Helper was to have experienced major work this summer because of the interchange project, but a low bid of $6 million over the engineers estimated cost, created a situation for UDOT in which it had to be postponed for further study. That doesn't mean that the Helper area will not be facing some construction this year though.
"Another project that will be begin in early July is rehabilitating the bridge near the Peerless Port of Entry," explained Lee. "That project will require the road to be reduced to one lane at a time with people taking turns crossing the usable portion of the bridge. We will be using flagmen and lights to regulate the traffic. We are going to do half the bridge at a time. That project will end in early September."
The stretch of canyon road to Spanish Fork will have a couple of paving projects going on as well.
The first will be a pavement rehabilitation project that will take place between milepost 221 and milepost 231. It will include an overlay and a chip and seal.
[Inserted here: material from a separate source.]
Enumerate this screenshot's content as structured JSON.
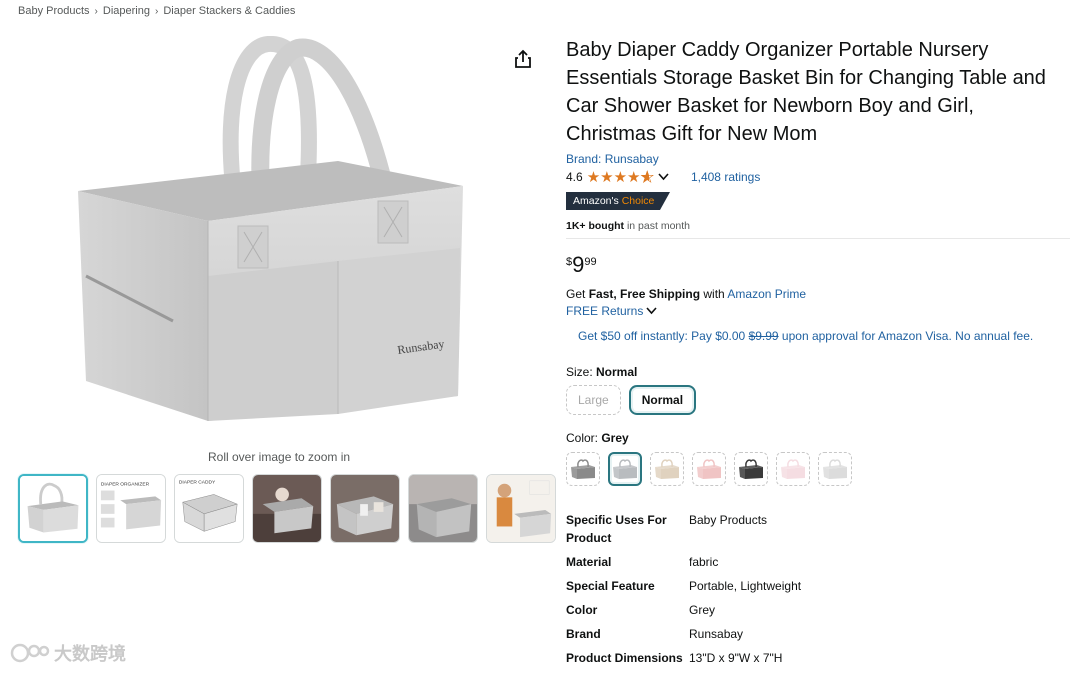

Pavement rehabilitaion will starte about the middle of July and work will continue into the late summer.
The other project will take place between milepost 226 and milepost 228, where UDOT will add a downhill passing lane at a cost of $3.5 million.
The passing lane project is also scheduled to begin in the middle of the summer and be finished sometime in September.
Two other projects will affect people driving south from Carbon County toward Green River. The first is a passing lane south of Sunnyside Junction from milepost 259 to milepost 262. The project will start in July.
The other is a project much closer to Green River between mileposts 288-300.
"That project has not started and the bid was just awarded," states Lee. "We still need to do a pre-construction meeting. It will be a hot in place rotomill project, something new for us."
Lee explained that the state transportation department has used cold mix rotomill processes before. But in the process in question, hot oil will be added to the recycled material and laid back down on the roadway. The project is slated to start late in the summer.
"The delays in the traffic will eventually build up," said Lee. "In June one can expect a 5-10 minute delay. In mid July the delay will be between 10-20 minutes. In August and September the delays will be about 40 minutes if someone drives the entire route."
Lee indicated that the delay for Carbon County residents traveling to the Wasatch Front in the later summer will be about 20 minutes.